The siloed customer service and telemarketing functions, which are still all too common, are now being correctly recognised by senior management as vital components of an integrated customer experience strategy.
But what is a customer experience strategy?
In fact what is customer experience?
The answer is experience is a feeling. A gut reaction to something. It’s a human nature thing!
Now that doesn’t help much does it? The above definition isn’t in any way scientific!
How can management scientists devise a metric to measure a ‘human nature thing’?
The need to pigeonhole
Those who compose management theory – usually consultants – love to pigeonhole things. They love to have a hard yes or no answer, or be able to rate something on a scale. In the perfect world they would want a customer experience measure that would say categorically that company X delivers a good customer experience, while company Y delivers a bad experience.
But this is not the perfect world and customer experience cannot be pigeonholed or simply analysed with a crude metric.
Experience is unique to each customer. A simple example shows this. Go on TripAdvisor.com and look up a popular hotel in your favourite holiday resort. Read through the comments/reviews dated in the same month. The experiences are shockingly diverse. To some the hotel represented the best they have ever been in, they highly recommend it, and the food and facilities are second to none.
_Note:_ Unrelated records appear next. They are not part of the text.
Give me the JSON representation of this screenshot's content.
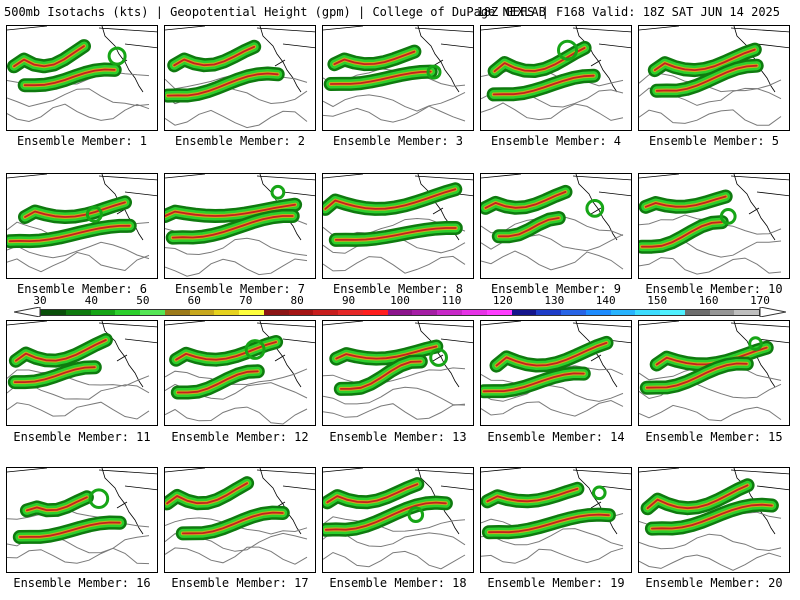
{
  "header": {
    "left": "500mb Isotachs (kts) | Geopotential Height (gpm) | College of DuPage NEXLAB",
    "right": "18Z GEFS | F168 Valid: 18Z SAT JUN 14 2025"
  },
  "panels": [
    {
      "label": "Ensemble Member: 1"
    },
    {
      "label": "Ensemble Member: 2"
    },
    {
      "label": "Ensemble Member: 3"
    },
    {
      "label": "Ensemble Member: 4"
    },
    {
      "label": "Ensemble Member: 5"
    },
    {
      "label": "Ensemble Member: 6"
    },
    {
      "label": "Ensemble Member: 7"
    },
    {
      "label": "Ensemble Member: 8"
    },
    {
      "label": "Ensemble Member: 9"
    },
    {
      "label": "Ensemble Member: 10"
    },
    {
      "label": "Ensemble Member: 11"
    },
    {
      "label": "Ensemble Member: 12"
    },
    {
      "label": "Ensemble Member: 13"
    },
    {
      "label": "Ensemble Member: 14"
    },
    {
      "label": "Ensemble Member: 15"
    },
    {
      "label": "Ensemble Member: 16"
    },
    {
      "label": "Ensemble Member: 17"
    },
    {
      "label": "Ensemble Member: 18"
    },
    {
      "label": "Ensemble Member: 19"
    },
    {
      "label": "Ensemble Member: 20"
    }
  ],
  "legend": {
    "ticks": [
      "30",
      "40",
      "50",
      "60",
      "70",
      "80",
      "90",
      "100",
      "110",
      "120",
      "130",
      "140",
      "150",
      "160",
      "170"
    ],
    "colors": [
      "#0a4f0a",
      "#0f7a0f",
      "#16a516",
      "#2ccf2c",
      "#55e655",
      "#9c7a1a",
      "#c8a81e",
      "#e6d21e",
      "#ffff3c",
      "#8c1414",
      "#a51414",
      "#c81e1e",
      "#e62828",
      "#ff1e1e",
      "#8c148c",
      "#a51ea5",
      "#c828c8",
      "#e632e6",
      "#ff3cff",
      "#14148c",
      "#1e3cc8",
      "#2864e6",
      "#1e8cff",
      "#28b4ff",
      "#3cdcff",
      "#50f0ff",
      "#6e6e6e",
      "#969696",
      "#bebebe"
    ]
  }
}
To others it’s the worst place ever, it was dirty, the staff unfriendly and the food inedible.
Why such polar reactions (as well as those whose experiences fall between the two)?
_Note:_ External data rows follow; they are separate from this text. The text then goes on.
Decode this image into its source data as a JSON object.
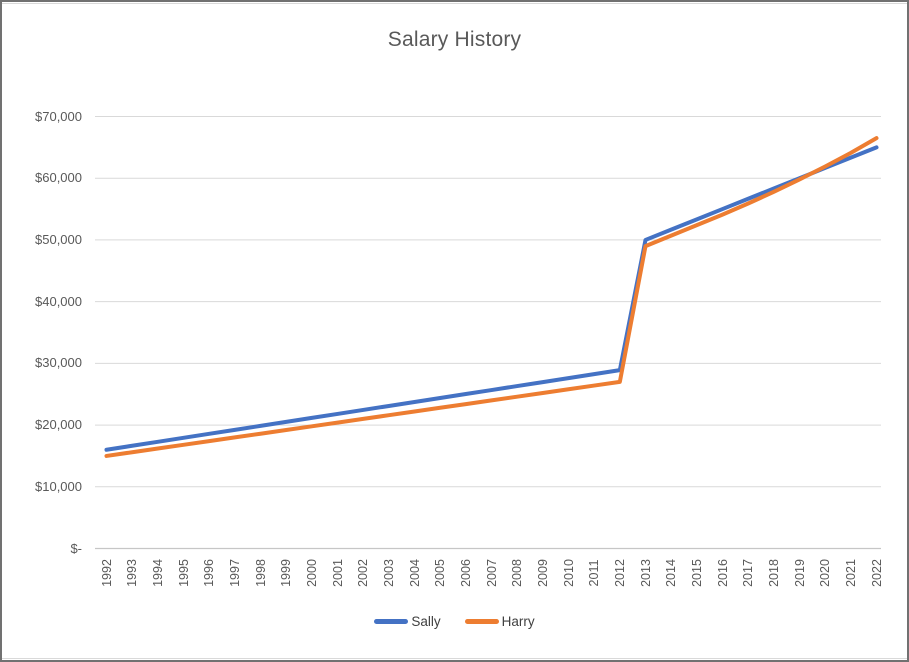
{
  "window": {
    "background": "#ffffff",
    "border_color": "#717171",
    "inner_border_color": "#d9d9d9"
  },
  "chart_data": {
    "type": "line",
    "title": "Salary History",
    "xlabel": "",
    "ylabel": "",
    "grid": "horizontal-on",
    "legend_position": "bottom-center",
    "categories": [
      "1992",
      "1993",
      "1994",
      "1995",
      "1996",
      "1997",
      "1998",
      "1999",
      "2000",
      "2001",
      "2002",
      "2003",
      "2004",
      "2005",
      "2006",
      "2007",
      "2008",
      "2009",
      "2010",
      "2011",
      "2012",
      "2013",
      "2014",
      "2015",
      "2016",
      "2017",
      "2018",
      "2019",
      "2020",
      "2021",
      "2022"
    ],
    "series": [
      {
        "name": "Sally",
        "color": "#4472C4",
        "values": [
          16000,
          16645,
          17290,
          17935,
          18580,
          19225,
          19870,
          20515,
          21160,
          21805,
          22450,
          23095,
          23740,
          24385,
          25030,
          25675,
          26320,
          26965,
          27610,
          28255,
          28900,
          50000,
          51667,
          53333,
          55000,
          56667,
          58333,
          60000,
          61667,
          63333,
          65000
        ]
      },
      {
        "name": "Harry",
        "color": "#ED7D31",
        "values": [
          15000,
          15600,
          16200,
          16800,
          17400,
          18000,
          18600,
          19200,
          19800,
          20400,
          21000,
          21600,
          22200,
          22800,
          23400,
          24000,
          24600,
          25200,
          25800,
          26400,
          27000,
          49000,
          50700,
          52400,
          54100,
          55900,
          57800,
          59800,
          61900,
          64100,
          66500
        ]
      }
    ],
    "y_axis": {
      "ylim": [
        0,
        70000
      ],
      "ticks": [
        {
          "label": "$-",
          "value": 0
        },
        {
          "label": "$10,000",
          "value": 10000
        },
        {
          "label": "$20,000",
          "value": 20000
        },
        {
          "label": "$30,000",
          "value": 30000
        },
        {
          "label": "$40,000",
          "value": 40000
        },
        {
          "label": "$50,000",
          "value": 50000
        },
        {
          "label": "$60,000",
          "value": 60000
        },
        {
          "label": "$70,000",
          "value": 70000
        }
      ]
    },
    "colors": {
      "gridline": "#d9d9d9",
      "axis_line": "#c6c6c6",
      "title_text": "#595959",
      "tick_text": "#595959",
      "legend_text": "#404040"
    }
  }
}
The answer is experience is personal and highly linked to a larger number of divers, including intelligence, education, past life experiences, expectations, family status, and economic circumstances.
Trip Advisor is in fact a customer experience portal. And their ratings (although crude) provide the customer a powerful means of communicating their experiences, as seen through their eyes. I personally wont book a hotel which appears 95th out of 105 on the Trip Advisor ranking for a particular resort.
Such collective expressions customer experience are gaining economic muscle and can influence purchase decision making.
Other examples are customer product ratings on websites such as Argos. If you are looking to purchase a digital camera for £100, would you buy the one that scores 2 out of 10, based on a reasonable number of respondents? I wouldn’t!
To end my first blog entry, we can conclude that customer experience is highly personal and we all rate experiences differently, while a collective expression of customer experience can pack a powerful marketing punch.